The last time I felt this helpless, I was nine years old and given a brown paper carrier bag by my mother and told to go and buy sausages at the butcher.
I walked miles to get to the butcher, then had to wait for ages in a queue. Finally, when it was my turn, all I could remember was that my mother said six, so the butcher sold me six pounds of sausages. What my mother eventually did to the butcher and I is not for these pages, but it was loud, painful, and frightening for us. I had no idea what I was doing then, and I had no idea what I was doing when buying somewhere to live.
First, finding a home and realising that every place I thought would be perfect was always just out of my price bracket; the tension between need and want was genuine.

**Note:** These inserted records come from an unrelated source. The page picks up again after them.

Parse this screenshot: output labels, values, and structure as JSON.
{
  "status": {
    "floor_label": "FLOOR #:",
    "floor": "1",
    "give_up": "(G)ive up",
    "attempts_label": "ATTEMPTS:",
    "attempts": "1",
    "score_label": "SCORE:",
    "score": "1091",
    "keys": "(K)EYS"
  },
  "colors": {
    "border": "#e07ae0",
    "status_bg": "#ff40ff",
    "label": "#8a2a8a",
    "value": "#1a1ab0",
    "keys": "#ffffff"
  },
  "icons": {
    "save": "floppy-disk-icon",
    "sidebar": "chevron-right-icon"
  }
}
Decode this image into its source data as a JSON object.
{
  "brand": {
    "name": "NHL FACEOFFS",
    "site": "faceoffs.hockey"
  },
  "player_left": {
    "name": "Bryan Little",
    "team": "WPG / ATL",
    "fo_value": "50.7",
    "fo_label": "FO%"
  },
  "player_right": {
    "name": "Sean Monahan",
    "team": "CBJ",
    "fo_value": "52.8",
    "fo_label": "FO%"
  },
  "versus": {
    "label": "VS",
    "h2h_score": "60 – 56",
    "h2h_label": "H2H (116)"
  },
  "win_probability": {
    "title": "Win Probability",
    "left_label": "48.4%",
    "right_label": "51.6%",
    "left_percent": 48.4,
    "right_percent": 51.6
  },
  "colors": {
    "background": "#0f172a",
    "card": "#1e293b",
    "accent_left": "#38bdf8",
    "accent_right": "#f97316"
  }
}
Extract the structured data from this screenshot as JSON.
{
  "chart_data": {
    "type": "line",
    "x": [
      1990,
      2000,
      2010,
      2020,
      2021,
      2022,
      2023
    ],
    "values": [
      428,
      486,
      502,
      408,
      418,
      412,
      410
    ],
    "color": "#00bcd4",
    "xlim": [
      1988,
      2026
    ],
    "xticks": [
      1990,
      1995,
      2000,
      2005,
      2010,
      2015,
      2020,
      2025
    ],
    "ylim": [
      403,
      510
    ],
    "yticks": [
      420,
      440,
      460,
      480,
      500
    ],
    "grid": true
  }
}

Eventually, I found somewhere and made an offer which went back and forth until it was agreed, and then nothing! There was nothing for me to do but wait anxiously for months while all sorts of things were going on, but goodness knows what they were. I had to read documentation, but here my brain was only registering the start and the end while the mass in the middle it decided was irrelevant, so I ignored it.

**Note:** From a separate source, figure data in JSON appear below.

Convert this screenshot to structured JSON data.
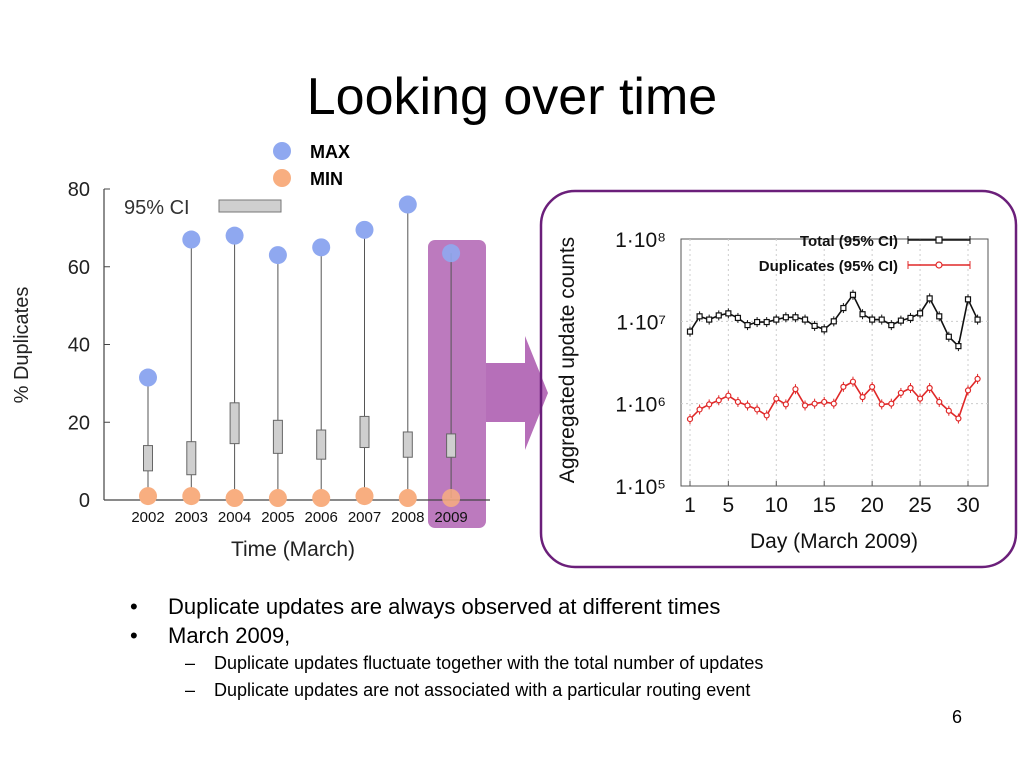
{
  "slide": {
    "title": "Looking over time",
    "page_number": "6",
    "bullets": [
      {
        "text": "Duplicate updates are always observed at different times",
        "sub": []
      },
      {
        "text": "March 2009,",
        "sub": [
          "Duplicate updates fluctuate together with the total number of updates",
          "Duplicate updates are not associated with a particular routing event"
        ]
      }
    ],
    "colors": {
      "max": "#8fa8f0",
      "min": "#f8ae80",
      "highlight": "#b66fb9",
      "frame": "#6b1f7a",
      "total": "#111111",
      "duplicates": "#e02828"
    }
  },
  "chart_data": [
    {
      "type": "box",
      "title": "",
      "xlabel": "Time (March)",
      "ylabel": "% Duplicates",
      "ylim": [
        0,
        80
      ],
      "yticks": [
        0,
        20,
        40,
        60,
        80
      ],
      "categories": [
        "2002",
        "2003",
        "2004",
        "2005",
        "2006",
        "2007",
        "2008",
        "2009"
      ],
      "max": [
        31.5,
        67,
        68,
        63,
        65,
        69.5,
        76,
        63.5
      ],
      "min": [
        1,
        1,
        0.5,
        0.5,
        0.5,
        1,
        0.5,
        0.5
      ],
      "ci_low": [
        7.5,
        6.5,
        14.5,
        12,
        10.5,
        13.5,
        11,
        11
      ],
      "ci_high": [
        14,
        15,
        25,
        20.5,
        18,
        21.5,
        17.5,
        17
      ],
      "legend": {
        "max_label": "MAX",
        "min_label": "MIN",
        "ci_label": "95% CI"
      },
      "highlight_category": "2009"
    },
    {
      "type": "line",
      "title": "",
      "xlabel": "Day (March 2009)",
      "ylabel": "Aggregated update counts",
      "yscale": "log",
      "ylim": [
        100000,
        100000000
      ],
      "ytick_labels": [
        "1·10⁵",
        "1·10⁶",
        "1·10⁷",
        "1·10⁸"
      ],
      "xticks": [
        1,
        5,
        10,
        15,
        20,
        25,
        30
      ],
      "x": [
        1,
        2,
        3,
        4,
        5,
        6,
        7,
        8,
        9,
        10,
        11,
        12,
        13,
        14,
        15,
        16,
        17,
        18,
        19,
        20,
        21,
        22,
        23,
        24,
        25,
        26,
        27,
        28,
        29,
        30,
        31
      ],
      "series": [
        {
          "name": "Total (95% CI)",
          "values": [
            7500000,
            11500000,
            10500000,
            11800000,
            12500000,
            11000000,
            9000000,
            9800000,
            9800000,
            10500000,
            11200000,
            11200000,
            10500000,
            8800000,
            8000000,
            10000000,
            14500000,
            21000000,
            12200000,
            10500000,
            10500000,
            9000000,
            10200000,
            11000000,
            12500000,
            19000000,
            11500000,
            6500000,
            5000000,
            18500000,
            10500000
          ]
        },
        {
          "name": "Duplicates (95% CI)",
          "values": [
            650000,
            850000,
            980000,
            1100000,
            1250000,
            1050000,
            950000,
            850000,
            720000,
            1150000,
            980000,
            1500000,
            950000,
            1000000,
            1050000,
            1000000,
            1600000,
            1850000,
            1200000,
            1600000,
            980000,
            1000000,
            1350000,
            1550000,
            1150000,
            1550000,
            1050000,
            820000,
            660000,
            1450000,
            2000000
          ]
        }
      ],
      "legend": "top-right"
    }
  ]
}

The feeling of not being able to be part of the process was disturbing. When making a large purchase, you can read reviews, ask around and try it out before you part with money; even then, you can take it back and have a refund. Unfortunately, buying a home does not work like that.
My story may be somewhat simplistic, showing ignorance of sausages or a flat, but my purchases eventually worked out. Still, over the past year, I have heard so many stories of frustration and heartache from other buyers that it made me realise how lucky I have been.

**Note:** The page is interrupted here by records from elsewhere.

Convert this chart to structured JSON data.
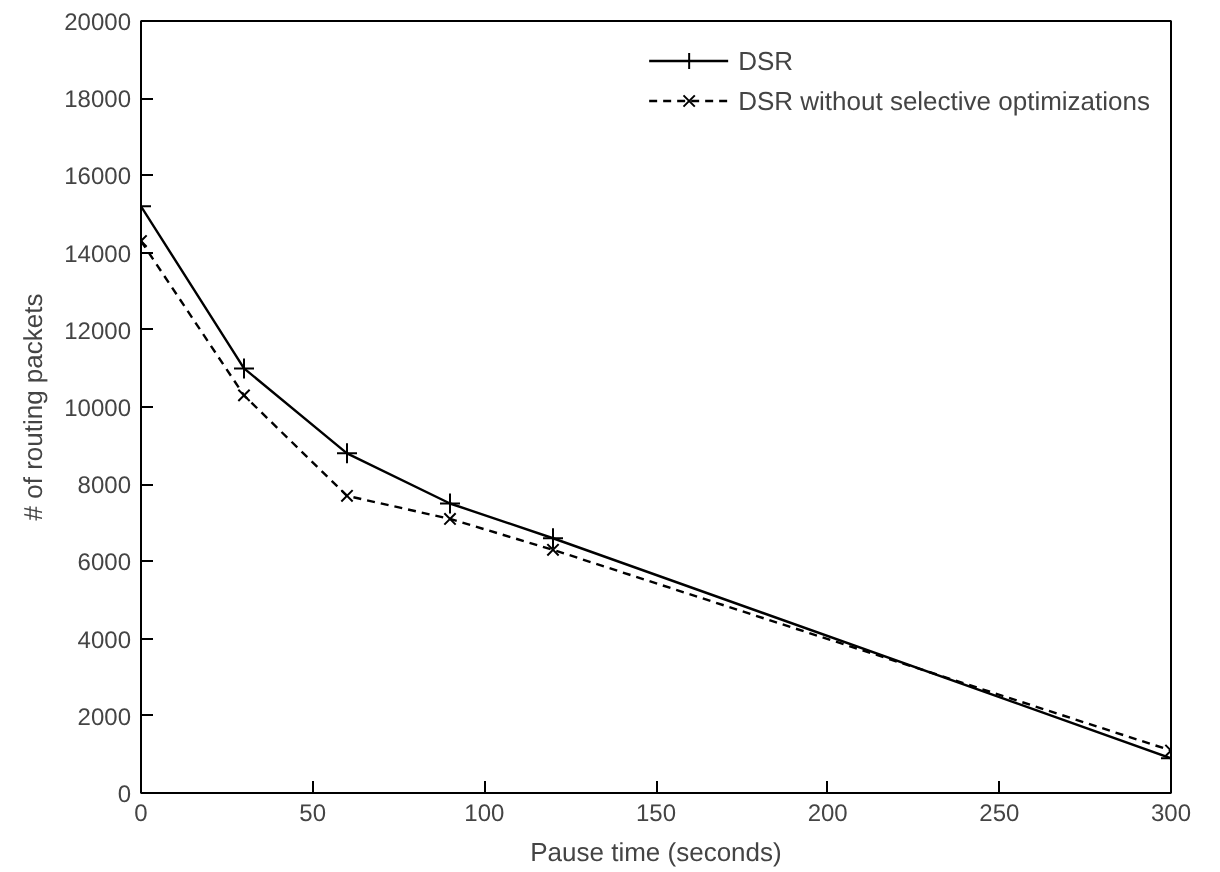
{
  "chart_data": {
    "type": "line",
    "xlabel": "Pause time (seconds)",
    "ylabel": "# of routing packets",
    "x": [
      0,
      30,
      60,
      90,
      120,
      300
    ],
    "series": [
      {
        "name": "DSR",
        "color": "#000000",
        "values": [
          15200,
          11000,
          8800,
          7500,
          6600,
          900
        ],
        "marker": "cross",
        "line_style": "solid"
      },
      {
        "name": "DSR without selective optimizations",
        "color": "#000000",
        "values": [
          14300,
          10300,
          7700,
          7100,
          6300,
          1100
        ],
        "marker": "x",
        "line_style": "dashed"
      }
    ],
    "xlim": [
      0,
      300
    ],
    "ylim": [
      0,
      20000
    ],
    "xticks": [
      0,
      50,
      100,
      150,
      200,
      250,
      300
    ],
    "yticks": [
      0,
      2000,
      4000,
      6000,
      8000,
      10000,
      12000,
      14000,
      16000,
      18000,
      20000
    ],
    "grid": false,
    "legend": "top right"
  }
}
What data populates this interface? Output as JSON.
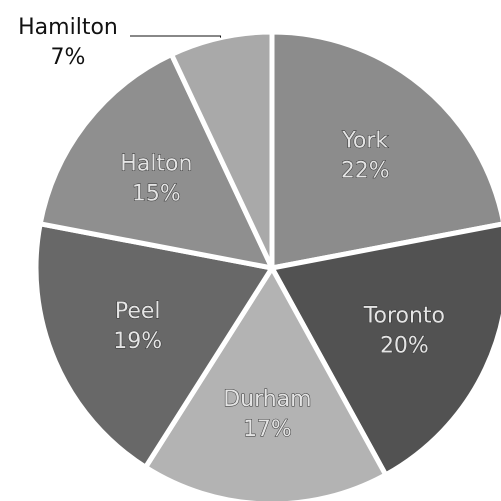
{
  "chart_data": {
    "type": "pie",
    "categories": [
      "York",
      "Toronto",
      "Durham",
      "Peel",
      "Halton",
      "Hamilton"
    ],
    "values": [
      22,
      20,
      17,
      19,
      15,
      7
    ],
    "value_labels": [
      "22%",
      "20%",
      "17%",
      "19%",
      "15%",
      "7%"
    ],
    "colors": [
      "#8c8c8c",
      "#525252",
      "#b3b3b3",
      "#686868",
      "#8f8f8f",
      "#a9a9a9"
    ]
  }
}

For example, a couple I know were just about to exchange contracts when to vendor rang them asking for an increase in the purchase price. What made this worse was that they had already exchanged contracts about their place. It sounded little more than blackmail. They refused to bite and told the vendor they would not offer more, fearing they would be homeless. A courageous decision to take, as it turned out very lucky as a new purchase fell into place very quickly and they have been happily in that house for the last 30 years and raised a family.
Others I have heard about have yet to be so lucky; only recently, a couple tried to sell their flat three times, and each has been a failure. So frustrating and upsetting.
So, during my wanderings around the pond, my companions and I have decided that whether we are a seller or a buyer, be it something worth a few pounds or many thousands of pounds, we must not be like that nine-year-old. We must know what we are doing, be fair and compassionate, and understand what we are doing.